Pun dengan Lembaga Adat Kota Lubuklinggau, kata Rudi, MoU ditandatangani sebagai komitmen UNPARI yang juga peduli pada pelestarian adat dan budaya Kota Lubuklinggau.

“Bukan hanya karena kami punya Prodi Pendidikan Sejarah, tapi semua prodi bisa berkolaborasi dengan Lembaga Adat Kota Lubuklinggau maupun Museum Subkoss Garuda. Baik Prodi Desain Komunikasi Visual, Prodi Ilmu Komputer, Prodi Kewirausahaan, Prodi Pendidikan Bahasa dan Sastra Indonesia, Prodi Pendidikan Bahasa Inggris, Prodi Pendidikan Biologi, Prodi Pendidikan Fisika, Prodi PGSD, Prodi Penjaskesrek, Prodi Pendidikan Matematika, Prodi Sistem Informasi, Prodi Sosial Ekonomi Pertanian, maupun Prodi Teknologi Informasi. Sebenarnya rencana MoU ini sudah lama.

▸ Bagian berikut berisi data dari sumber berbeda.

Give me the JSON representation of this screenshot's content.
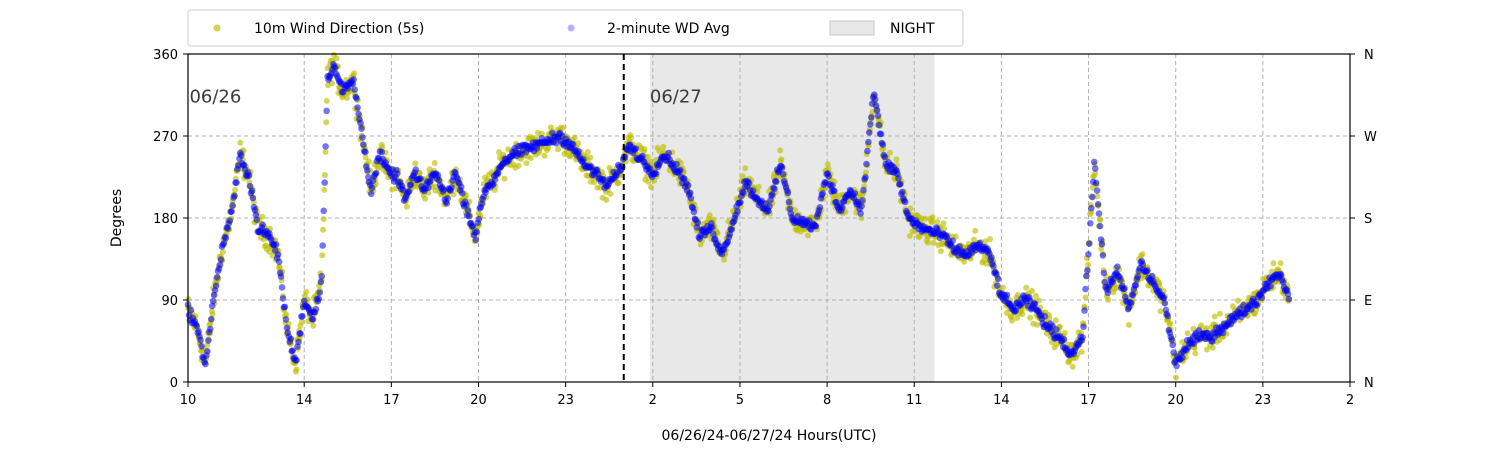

Namun baru bisa terealisasi kemarin,” jelasnya.

Menurut Rudi, MoU ini harus segera ditindaklanjuti dengan MoE. Agar dampak positifnya bisa segera dirasakan kedua lembaga yang saling menjalin kerjasama. Ia berharap, dengan adanya MoU ini, keberadaan UNPARI bisa memberikan manfaat bagi lembaga-lembaga maupun instansi di LubukLinggau dan sekitarnya. Sebab sebelumsebelumnya, UNPARI juga sudah menjalin kerjasama dengan instansi, seperti perguruan tinggi, Lapas Kelas IIA Lubuklinggau, perbankan, Harian Pagi Linggau Pos, dan masih banyak lagi.

Menanggapi adanya MoU ini, Ketua Lembaga Adat Kota Lubuklinggau H Rahman Sani mengaku sangat bersyukur. Dengan demikian, Lembaga Adat diharapkan bisa memberikan manfaat untuk kemajuan UNPARI. Disamping itu, peran UNPARI bisa membantu lembaga adat dalam melaksanakan program-programnya, termasuk mengedukasi masyarakat menaati adat istiadat dan norma, juga membangun generasi yang peduli pada pelestarian adat lokal di Kota Lubuklinggau.